Dr. Jen Gunter
Dr. Jennifer Gunter is a nationally and internationally renowned obstetrician/gynecologist.
I just spent a week in Canada. Most days were spent enjoying the glory that is a Manitoba summer on the sandy shores of lake Winnipeg, the kids playing in the water and building sandcastles while the parents chatted.
As often happens, when people find out that I’m a doctor, the conversation turns to medicine. I don’t think this is because I’m special somehow, but since everyone requires health care and almost always has a friend or family member struggling with some health issue it’s a common ground. People are eager for insider information. Unfortunately, most of the times people recount horror stories, although I suspect if I were a pilot conversation would veer to the travel industry and we’d all talk about the longest time we sat on the tarmac or the worst flight we ever endured.

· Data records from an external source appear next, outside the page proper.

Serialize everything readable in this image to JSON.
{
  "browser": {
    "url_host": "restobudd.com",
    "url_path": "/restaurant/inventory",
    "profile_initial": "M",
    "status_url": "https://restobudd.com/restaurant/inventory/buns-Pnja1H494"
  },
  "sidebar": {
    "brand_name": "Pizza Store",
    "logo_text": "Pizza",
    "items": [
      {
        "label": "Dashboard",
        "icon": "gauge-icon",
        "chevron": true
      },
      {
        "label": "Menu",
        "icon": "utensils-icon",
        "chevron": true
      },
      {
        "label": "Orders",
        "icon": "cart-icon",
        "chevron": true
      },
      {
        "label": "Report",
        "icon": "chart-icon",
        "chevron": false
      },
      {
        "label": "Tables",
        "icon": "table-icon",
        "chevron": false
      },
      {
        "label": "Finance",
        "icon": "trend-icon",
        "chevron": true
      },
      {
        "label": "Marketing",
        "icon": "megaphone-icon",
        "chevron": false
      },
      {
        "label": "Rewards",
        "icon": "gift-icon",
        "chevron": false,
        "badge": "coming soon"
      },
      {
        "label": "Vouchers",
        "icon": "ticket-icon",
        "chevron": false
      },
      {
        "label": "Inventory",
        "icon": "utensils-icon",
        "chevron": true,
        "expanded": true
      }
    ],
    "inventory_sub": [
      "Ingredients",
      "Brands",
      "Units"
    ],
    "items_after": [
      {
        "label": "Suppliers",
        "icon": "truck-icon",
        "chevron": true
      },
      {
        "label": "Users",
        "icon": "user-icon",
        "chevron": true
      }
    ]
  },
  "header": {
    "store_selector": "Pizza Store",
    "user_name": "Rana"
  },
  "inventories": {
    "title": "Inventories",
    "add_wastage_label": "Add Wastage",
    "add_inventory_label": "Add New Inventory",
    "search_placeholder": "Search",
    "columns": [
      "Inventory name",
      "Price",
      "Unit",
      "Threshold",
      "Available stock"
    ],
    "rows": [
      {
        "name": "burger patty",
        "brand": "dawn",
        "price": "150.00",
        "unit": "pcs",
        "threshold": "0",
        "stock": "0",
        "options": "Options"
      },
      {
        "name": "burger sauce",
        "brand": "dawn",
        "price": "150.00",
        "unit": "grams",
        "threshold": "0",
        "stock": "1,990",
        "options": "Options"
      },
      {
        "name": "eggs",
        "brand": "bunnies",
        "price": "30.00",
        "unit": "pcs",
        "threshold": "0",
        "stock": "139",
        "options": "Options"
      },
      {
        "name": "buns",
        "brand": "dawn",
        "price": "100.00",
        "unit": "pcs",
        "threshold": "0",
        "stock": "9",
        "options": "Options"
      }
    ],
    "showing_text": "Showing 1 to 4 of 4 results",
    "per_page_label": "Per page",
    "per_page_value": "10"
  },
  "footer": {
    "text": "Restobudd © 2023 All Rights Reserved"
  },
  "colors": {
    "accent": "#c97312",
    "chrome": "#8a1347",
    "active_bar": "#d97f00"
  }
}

I heard a story about a young woman, age 42, who felt she had to bully her doctor into an annual mammogram instead of every two years. She had no specific risk factors for breast cancer, but wanted a yearly screen. She was successful, and at her yearly mammogram a cancer was diagnosed (fortunately stage 1). Unfortunately, she was going to need chemo and radiation, but thankful it was caught and that she had advocated for herself. I have heard very similar stories south of the border as well.
I heard a story about an elderly father with a severe gastrointestinal bleed while he was in the hospital. How the bed filled with blood in front of the family. How the brand new Intern muffed explaining the DNR and the agony of deciding whether or not to surgically intervene in this situation. This too is familiar territory.
I heard about transfers to hospitals because more acute care was needed.
I heard about post-operative infections.
And I shared my own mother’s issues, a hip replacement in December where the fracture was missed on the post operative x-ray. A few days after coming home the fracture grew and her femur shattered. She was taken by ambulance to the hospital and needed both a second hip replacement and the fracture required an intricate system of pins and wire. I spoke about how she spent 6 weeks in an inpatient hospital getting intense rehabilitation and eight months later was still getting physical therapy.
I heard nothing about co-pays, nothing about fighting with an insurance company to get a drug or procedure approved, and nothing about limits to the allowed number of physical therapy visits a year.
Money was startling absent from every conversation about health care.
I got back to the cottage and poured a glass of wine from the $9 bottle that cost me $16 at the Liquor Commission in Winnipeg and reflected on the conversation at the beach.
I’d rather pay more for my wine and not worry about affording health care than the other way around.